Doesn't this allow the sender to send updates without knowledge of the existing values, though? With a string diff, the existing value would have to be known.
> This is in no way better at handling concurrent changes than anything other diff format. In fact, the extra operations it has do nothing to help you here (it is as good and bad as copy/add, or insert/delete diffs). I'd love to know why you seem to think otherwise.
If you're sending a regular diff, you would clobber changes to other parts of the object if they were updated between your initial retrieval and subsequent change. But yeah, it doesn't seem to help with applying concurrent changes to the same part of an object, though I don't know if the patch format should shoulder that responsibility.
You can know keys/paths but nothing else. Or you might have user-specific parts that won't be concurrently modified, but the base JSON doc might be modified by others. You'd have to have the latest version to do a text-based patch.
A text-based diff doesn't really gain much for what it loses in use cases.
A simple example: if the order of the keys is different, say because of a different json implementation, semantically the document is identical, but you can't apply the patch anymore.
The OP was talking about the current incumbent, and the solution proposed does not work for web applications, since the JSON.stringify in most browsers do not sort keys. Sure, you could implement your own javascript version, but it will be at least a couple of orders of magnitude slower.

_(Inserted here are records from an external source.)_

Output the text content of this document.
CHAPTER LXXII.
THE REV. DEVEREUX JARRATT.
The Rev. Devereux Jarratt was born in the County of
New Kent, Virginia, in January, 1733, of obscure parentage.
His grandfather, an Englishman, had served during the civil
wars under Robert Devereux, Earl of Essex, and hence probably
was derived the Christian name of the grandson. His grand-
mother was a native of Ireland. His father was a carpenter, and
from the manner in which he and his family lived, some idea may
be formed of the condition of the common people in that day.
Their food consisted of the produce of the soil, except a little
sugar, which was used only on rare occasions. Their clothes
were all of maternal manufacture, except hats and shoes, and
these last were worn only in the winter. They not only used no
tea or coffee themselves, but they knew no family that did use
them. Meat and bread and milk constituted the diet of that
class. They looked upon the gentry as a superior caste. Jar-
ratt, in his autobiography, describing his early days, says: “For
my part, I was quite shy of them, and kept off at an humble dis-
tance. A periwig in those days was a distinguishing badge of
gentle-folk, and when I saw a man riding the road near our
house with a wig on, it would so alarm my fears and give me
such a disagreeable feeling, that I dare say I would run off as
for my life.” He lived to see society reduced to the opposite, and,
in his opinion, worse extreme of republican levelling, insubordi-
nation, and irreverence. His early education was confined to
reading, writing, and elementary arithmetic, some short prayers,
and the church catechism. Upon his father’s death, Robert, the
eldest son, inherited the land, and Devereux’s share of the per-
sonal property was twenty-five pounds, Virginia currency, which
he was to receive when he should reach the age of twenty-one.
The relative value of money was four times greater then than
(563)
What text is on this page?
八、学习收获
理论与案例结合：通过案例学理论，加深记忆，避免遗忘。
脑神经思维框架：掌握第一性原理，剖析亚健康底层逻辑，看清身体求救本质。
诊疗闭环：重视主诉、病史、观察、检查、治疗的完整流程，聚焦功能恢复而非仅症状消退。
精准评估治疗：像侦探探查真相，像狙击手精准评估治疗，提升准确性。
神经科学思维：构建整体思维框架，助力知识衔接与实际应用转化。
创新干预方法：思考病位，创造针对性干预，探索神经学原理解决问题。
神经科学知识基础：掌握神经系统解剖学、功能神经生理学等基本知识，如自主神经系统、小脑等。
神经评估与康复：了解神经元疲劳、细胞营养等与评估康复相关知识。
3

So then it's a bad implementation of a textual tree diff algorithm .... which again, is a standard copy/add delta format (with a small amount of metadata).
But its Javascript Object Notation - Notation in this case implies text - if your storing it in something other than text it's not JSON.
From Wikipedia: JavaScript Object Notation, is an open standard format that uses human-readable text to transmit data objects consisting of attribute–value pairs.
Like you pointed out JSON is used to transmit data objects, but storage of data objects on the server or local file is entirely different story. I hope I don't have to explain further.
1. JSON.stringify()
2. Diff-match-patch: https://code.google.com/p/google-diff-match-patch/
3. JSON.parse()
There are several short-comings to the above approach though, specifically, you have to explicitly trade off performance vs. efficiency depending on the JSON you're dealing with.
JSON Patch is going to give you a consistent performance vs. efficiency curve which is desirable in a lot of circumstances.